Biden Makes the Right Call on Student Loan Relief

In recent days, President Biden has drawn ire from progressive activists for his cautious approach to student loan forgiveness and his plan to end the two-year pause on student loan repayments. Congresswoman Ayanna Pressley went so far as accusing Biden of “policy violence” during a slew of tweets demanding total student debt cancelation. The administration has now extended the repayment pause until May, but the President’s initial instinct was right: with historic rates of federal spending and inflation, it is time for Washington to start making prudent choices. Rejecting blanket student loan forgiveness should be an easy choice given most of the benefits of this policy would go to well-off borrowers who do not need the help.

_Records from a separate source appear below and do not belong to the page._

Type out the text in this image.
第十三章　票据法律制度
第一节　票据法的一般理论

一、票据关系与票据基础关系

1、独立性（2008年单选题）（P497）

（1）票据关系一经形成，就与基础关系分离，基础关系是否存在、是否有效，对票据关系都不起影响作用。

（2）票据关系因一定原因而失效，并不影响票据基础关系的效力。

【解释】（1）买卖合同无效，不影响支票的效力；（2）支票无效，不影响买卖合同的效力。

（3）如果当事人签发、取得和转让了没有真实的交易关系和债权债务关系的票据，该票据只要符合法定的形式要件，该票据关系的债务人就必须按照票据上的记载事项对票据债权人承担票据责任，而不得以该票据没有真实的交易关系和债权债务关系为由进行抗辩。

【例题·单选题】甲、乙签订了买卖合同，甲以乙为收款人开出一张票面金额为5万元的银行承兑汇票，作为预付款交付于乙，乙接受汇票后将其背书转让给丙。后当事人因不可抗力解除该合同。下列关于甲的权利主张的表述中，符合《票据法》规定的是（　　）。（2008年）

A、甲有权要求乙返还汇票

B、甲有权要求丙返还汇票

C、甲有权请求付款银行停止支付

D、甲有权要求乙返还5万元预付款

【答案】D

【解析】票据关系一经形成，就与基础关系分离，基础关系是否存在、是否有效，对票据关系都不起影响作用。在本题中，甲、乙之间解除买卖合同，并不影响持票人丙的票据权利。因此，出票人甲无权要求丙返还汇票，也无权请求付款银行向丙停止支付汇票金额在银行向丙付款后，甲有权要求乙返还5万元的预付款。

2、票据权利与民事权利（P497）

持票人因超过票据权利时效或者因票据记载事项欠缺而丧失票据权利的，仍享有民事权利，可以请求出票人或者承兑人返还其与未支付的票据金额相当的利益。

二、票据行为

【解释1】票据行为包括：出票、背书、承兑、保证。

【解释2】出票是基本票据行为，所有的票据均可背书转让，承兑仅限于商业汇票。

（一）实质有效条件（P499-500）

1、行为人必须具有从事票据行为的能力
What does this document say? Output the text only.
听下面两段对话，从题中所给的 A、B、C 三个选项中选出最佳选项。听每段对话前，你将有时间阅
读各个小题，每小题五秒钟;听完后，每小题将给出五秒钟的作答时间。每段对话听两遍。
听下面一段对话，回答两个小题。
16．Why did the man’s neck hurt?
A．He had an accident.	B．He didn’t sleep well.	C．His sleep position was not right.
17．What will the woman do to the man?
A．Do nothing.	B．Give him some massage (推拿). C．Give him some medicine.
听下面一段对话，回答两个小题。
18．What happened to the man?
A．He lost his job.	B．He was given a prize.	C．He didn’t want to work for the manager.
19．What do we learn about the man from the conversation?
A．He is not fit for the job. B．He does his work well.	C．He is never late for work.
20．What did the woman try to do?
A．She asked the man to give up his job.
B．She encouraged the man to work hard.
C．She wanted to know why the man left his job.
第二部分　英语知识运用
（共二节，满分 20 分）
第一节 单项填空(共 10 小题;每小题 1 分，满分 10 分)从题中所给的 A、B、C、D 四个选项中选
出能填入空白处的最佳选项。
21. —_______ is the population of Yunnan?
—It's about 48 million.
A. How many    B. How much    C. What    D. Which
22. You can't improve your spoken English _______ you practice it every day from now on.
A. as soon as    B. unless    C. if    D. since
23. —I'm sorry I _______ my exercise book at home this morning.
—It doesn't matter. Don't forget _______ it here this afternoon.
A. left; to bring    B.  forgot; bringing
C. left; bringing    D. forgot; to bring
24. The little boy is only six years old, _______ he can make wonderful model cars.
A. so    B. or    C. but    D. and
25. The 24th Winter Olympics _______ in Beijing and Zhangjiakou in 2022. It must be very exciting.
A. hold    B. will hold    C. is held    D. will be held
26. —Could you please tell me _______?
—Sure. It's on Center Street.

In 2020, the debt-to-GDP ratio in the United States hit its highest point since World War II. Today, the debt is still equal to 98% of the GDP. To make matters worse, inflation is at a 40-year high. Blanket student loan forgiveness would represent a new, significant fiscal burden. According to the Brookings Institution, canceling all federal student loans would cost $1.6 trillion. Canceling $50,000 per borrower, which Senators Elizabeth Warren and Chuck Schumer have proposed, would cost $1 trillion. These are massive expenditures that would dwarf twenty years worth of funding for other social support programs, as illustrated by the following chart from the Brookings Institution.

But the price tag alone is not what makes blanket student loan forgiveness problematic. Most people with student loans have a college degree and, unsurprisingly, are better off than the average American. The poorest 40% of households owe less than 20% of the student loan debt, and they make only 10% of all student debt payments. Additionally, a majority of the debt is held by people with postgraduate degrees, who earn significantly more than their less-credentialed peers. If Senators Warren and Schumer got their way, the poorest 60% of households would receive only a third of the benefits, as shown by the chart below. The rest would be concentrated among higher earners. 

If there is to be any student loan forgiveness, it should be targeted at those who need it the most. Biden and leaders at the Department of Education are pursuing plans to do just that. The Department’s negotiated-rulemaking committee proposed forgiveness for certain cases, such as people with severe disabilities. This is a relatively small expenditure—roughly $6 billion for around 320,000 borrowers—that would ease the burden for people unable to work. The administration has also proposed a new, more progressive income-based repayment plan in which borrowers would pay a capped percentage of their income toward their loans, with graduated rates for higher earners. 

Total student loan forgiveness is too expensive and regressive. The administration should resist left-wing pressure and continue the more responsible policy of targeted student loan support.